Mancato il risultato disastroso che avrebbe dovuto dare il via alla rivolta tutto è diventato infinitamente più difficile per i frondisti. Fedriga e Zaia, i governatori il cui appoggio è essenziale per tentare il golpe interno, non si muoveranno, essendo il successo incerto. Ancora sul trono, sia pur traballante, il leghista prepara una notte dei lunghi coltelli a colpi di espulsioni, carezzando addirittura l'ipotesi di cacciare il padre fondatore, Bossi Umberto. Va detto che permettere di rendere noto il voto per un altro partito, in elezioni cruciali come erano quelle della settimana scorsa per la Lega, sarebbe un caso da espulsione quasi ovunque. Ma Bossi è Bossi e dunque Salvini probabilmente non arriverà a tanto. Ma per il resto farà il possibile per seminare il terrore soprattutto in Lombardia, la vera base della rivolta sognata, molto più del Veneto. Il bello è che l'apporto prezioso di Vannacci potrebbe rivelarsi una meteora. Il generale pensa seriamente a un suo partito, magari con la X della X Mas come simbolo. Ha usato la canidatura per creare in tutte le circoscrizioni comitati elettorali che dovrebbero essere la culla della sua nuova formazione. Salvini cerca di trattenerlo: anche per questo lo copre ogni giorno di complimenti e conferma a voce alta l'intenzione di proseguire sulla strada della Lega “nazionale”, opposta a quella nordica di Bossi e dei ribelli come Grimoldi. Conte ha fatto la scena di chi dopo la batosta meditava l'addio. Non ci ha mai pensato sul serio e la melanconica disposizione d'animo ostentata serviva solo a farsi blindare dai dirigenti del Movimento, ove mai avessero preso in considerazione di dargli il benservito e in realtà lo facevano in pochissimi. Conte è una garanzia: quella che il Movimento non tornerà ai bei tempi del “noi contro tutti” e dell'antipolitica. Perché i dirigenti del M5S oggi sono appunto politici.

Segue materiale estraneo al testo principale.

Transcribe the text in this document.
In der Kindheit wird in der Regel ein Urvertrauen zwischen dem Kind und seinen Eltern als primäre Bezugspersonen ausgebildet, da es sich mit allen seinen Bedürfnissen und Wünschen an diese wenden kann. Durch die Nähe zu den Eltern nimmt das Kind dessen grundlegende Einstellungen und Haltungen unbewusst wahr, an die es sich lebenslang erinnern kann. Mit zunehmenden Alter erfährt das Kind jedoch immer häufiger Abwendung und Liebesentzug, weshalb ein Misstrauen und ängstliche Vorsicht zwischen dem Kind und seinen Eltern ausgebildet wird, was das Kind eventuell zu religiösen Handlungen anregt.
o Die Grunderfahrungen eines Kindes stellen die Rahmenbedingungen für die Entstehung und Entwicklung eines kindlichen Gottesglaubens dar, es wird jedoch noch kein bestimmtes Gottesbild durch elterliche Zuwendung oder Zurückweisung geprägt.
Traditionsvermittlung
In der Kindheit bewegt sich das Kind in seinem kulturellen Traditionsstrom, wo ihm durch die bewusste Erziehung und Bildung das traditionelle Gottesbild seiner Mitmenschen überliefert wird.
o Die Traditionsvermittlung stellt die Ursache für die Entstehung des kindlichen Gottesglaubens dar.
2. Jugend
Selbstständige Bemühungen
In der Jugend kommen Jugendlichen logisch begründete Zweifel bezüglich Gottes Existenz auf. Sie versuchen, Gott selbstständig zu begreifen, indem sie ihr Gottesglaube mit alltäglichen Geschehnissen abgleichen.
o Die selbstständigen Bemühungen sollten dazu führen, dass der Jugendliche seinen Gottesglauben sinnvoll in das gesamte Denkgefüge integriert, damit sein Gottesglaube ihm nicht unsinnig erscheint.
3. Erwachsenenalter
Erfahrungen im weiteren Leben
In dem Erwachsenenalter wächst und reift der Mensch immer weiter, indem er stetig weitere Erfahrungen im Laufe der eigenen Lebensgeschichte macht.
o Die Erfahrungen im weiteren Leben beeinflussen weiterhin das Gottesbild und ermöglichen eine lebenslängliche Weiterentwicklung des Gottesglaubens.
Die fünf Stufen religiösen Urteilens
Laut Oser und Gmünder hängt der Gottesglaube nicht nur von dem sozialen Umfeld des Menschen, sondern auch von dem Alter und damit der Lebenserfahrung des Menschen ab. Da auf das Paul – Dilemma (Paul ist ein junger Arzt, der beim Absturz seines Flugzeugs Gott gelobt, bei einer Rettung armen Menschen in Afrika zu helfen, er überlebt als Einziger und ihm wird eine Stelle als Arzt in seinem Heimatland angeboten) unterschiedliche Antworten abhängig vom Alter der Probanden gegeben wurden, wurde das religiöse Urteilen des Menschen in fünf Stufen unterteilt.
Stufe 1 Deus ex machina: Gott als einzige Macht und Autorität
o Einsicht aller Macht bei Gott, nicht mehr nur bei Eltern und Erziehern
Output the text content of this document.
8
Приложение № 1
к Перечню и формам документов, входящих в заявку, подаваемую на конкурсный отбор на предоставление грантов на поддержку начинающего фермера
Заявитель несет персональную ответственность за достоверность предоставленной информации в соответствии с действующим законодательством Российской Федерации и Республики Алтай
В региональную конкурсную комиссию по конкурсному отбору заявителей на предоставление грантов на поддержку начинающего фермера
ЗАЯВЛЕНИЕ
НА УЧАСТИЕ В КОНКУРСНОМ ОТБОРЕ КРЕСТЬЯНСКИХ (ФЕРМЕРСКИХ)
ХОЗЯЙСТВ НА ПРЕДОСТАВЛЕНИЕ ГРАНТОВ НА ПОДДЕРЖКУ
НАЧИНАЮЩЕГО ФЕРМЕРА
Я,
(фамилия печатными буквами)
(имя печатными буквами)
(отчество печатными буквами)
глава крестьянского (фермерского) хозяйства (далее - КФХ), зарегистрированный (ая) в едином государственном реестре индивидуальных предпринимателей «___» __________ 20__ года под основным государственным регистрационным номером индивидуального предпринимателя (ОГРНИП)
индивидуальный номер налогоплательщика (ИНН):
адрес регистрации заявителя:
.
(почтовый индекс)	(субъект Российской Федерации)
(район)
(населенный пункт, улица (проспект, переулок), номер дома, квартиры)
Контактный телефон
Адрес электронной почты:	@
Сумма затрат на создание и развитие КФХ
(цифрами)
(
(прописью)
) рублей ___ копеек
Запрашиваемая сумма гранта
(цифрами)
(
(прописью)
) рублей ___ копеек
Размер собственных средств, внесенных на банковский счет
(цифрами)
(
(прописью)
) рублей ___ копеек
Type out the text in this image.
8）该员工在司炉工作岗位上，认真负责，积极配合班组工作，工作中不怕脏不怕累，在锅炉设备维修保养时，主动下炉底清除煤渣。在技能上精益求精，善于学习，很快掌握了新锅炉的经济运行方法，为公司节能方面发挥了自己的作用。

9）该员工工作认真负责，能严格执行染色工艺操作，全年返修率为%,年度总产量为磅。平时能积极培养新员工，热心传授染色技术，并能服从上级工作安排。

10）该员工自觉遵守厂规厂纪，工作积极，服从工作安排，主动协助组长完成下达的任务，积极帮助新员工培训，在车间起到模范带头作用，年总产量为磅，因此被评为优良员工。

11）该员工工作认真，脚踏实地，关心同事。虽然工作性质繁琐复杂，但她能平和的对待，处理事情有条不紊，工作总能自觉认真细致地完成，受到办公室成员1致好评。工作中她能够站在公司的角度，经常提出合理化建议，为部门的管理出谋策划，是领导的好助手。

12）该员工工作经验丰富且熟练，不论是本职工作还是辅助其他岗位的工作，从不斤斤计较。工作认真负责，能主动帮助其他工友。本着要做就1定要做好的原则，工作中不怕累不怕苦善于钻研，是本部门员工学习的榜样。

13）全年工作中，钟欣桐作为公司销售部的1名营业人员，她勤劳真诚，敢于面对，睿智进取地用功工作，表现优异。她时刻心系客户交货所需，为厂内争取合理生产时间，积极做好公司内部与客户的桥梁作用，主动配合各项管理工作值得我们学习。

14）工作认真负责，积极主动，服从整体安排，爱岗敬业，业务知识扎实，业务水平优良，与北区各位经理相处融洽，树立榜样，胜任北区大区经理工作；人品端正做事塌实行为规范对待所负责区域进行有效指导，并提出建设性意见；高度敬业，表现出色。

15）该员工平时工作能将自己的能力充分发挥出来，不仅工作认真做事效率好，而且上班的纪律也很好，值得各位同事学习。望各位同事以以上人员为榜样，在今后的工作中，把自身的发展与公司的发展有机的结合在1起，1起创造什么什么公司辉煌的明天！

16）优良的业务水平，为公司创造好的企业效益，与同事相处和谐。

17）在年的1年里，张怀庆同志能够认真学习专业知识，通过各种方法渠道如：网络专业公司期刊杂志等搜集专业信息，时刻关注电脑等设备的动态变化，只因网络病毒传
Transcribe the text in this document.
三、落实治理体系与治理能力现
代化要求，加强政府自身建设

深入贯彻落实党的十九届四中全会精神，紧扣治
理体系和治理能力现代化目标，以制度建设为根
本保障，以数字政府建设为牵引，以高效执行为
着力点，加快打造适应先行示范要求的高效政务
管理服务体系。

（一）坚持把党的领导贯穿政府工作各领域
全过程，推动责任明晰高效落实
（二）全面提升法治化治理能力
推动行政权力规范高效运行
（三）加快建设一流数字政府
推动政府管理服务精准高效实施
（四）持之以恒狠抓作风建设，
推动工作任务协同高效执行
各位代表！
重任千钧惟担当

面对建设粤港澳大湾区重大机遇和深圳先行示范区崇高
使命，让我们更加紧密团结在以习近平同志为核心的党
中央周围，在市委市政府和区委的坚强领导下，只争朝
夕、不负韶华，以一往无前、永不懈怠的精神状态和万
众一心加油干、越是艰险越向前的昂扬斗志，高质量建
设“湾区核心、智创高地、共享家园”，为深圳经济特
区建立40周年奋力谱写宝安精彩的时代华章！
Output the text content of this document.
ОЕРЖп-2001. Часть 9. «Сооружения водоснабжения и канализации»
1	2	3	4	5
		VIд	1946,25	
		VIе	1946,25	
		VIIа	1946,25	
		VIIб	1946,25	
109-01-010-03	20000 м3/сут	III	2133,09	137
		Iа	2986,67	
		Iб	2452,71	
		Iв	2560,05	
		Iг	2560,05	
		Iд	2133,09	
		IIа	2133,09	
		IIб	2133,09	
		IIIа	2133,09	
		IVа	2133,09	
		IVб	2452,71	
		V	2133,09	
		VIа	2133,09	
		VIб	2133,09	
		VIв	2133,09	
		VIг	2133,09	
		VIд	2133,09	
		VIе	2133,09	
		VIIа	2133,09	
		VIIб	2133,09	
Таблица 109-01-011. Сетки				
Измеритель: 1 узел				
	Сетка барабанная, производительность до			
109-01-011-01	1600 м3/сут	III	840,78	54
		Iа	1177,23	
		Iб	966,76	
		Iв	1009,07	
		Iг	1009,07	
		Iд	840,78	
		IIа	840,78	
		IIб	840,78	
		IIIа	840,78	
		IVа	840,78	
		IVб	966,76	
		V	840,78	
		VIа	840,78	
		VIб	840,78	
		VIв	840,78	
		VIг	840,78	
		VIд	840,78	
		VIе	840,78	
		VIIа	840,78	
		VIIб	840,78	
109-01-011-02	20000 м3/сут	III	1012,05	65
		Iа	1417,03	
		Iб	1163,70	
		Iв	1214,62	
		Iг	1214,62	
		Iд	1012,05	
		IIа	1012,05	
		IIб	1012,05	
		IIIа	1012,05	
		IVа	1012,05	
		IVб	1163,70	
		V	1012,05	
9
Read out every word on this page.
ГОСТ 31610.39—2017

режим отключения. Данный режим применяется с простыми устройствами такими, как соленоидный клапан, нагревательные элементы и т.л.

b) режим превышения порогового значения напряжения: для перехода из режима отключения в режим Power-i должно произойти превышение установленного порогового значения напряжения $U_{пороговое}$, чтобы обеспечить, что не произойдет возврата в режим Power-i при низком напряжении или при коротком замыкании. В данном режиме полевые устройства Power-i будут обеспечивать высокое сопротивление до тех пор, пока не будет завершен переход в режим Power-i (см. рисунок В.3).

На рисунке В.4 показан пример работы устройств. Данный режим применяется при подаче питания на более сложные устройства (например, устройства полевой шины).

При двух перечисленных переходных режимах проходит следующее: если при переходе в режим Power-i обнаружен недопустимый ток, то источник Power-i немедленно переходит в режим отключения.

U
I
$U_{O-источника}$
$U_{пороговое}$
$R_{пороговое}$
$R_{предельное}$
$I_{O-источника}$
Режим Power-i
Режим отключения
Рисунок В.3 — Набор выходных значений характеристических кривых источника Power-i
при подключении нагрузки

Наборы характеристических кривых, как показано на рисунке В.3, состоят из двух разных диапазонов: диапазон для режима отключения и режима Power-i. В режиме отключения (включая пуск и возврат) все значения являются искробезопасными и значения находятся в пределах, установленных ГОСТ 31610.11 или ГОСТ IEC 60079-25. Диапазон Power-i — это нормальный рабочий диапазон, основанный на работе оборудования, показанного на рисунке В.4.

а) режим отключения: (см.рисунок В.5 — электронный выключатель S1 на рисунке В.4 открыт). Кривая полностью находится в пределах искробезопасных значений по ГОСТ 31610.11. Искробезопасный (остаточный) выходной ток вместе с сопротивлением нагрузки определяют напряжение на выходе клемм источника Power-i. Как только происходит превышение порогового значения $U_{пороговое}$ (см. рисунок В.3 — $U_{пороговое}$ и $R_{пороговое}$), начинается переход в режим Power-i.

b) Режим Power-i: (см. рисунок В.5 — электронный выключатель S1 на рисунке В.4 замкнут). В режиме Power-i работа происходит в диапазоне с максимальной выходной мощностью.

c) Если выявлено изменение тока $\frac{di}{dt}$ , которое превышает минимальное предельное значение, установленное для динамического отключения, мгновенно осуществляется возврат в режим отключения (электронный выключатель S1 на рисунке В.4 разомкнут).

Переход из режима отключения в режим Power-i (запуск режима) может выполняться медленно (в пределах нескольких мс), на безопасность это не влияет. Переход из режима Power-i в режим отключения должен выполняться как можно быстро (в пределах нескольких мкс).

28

Dunque Salvini continuerà a punzecchiare la premier e Conte a cercare di contendere la centralità a Schlein. Ma entrambi saranno costretti a farlo con faretre quasi vuote. Per la premier sarebbe peggio doversela vedere con una Lega rigorosamente nordista: meno rumorosa e caciarona ma anche meno flessibile. Per la segretaria sarebbe molto più difficile dover fare i conti con un M5S alla Di Battista, indisponibile a mediazioni e alleanze. Per entrambe i rompiscatole noti ma ulteriormente ridimensionati sono l'opzione migliore.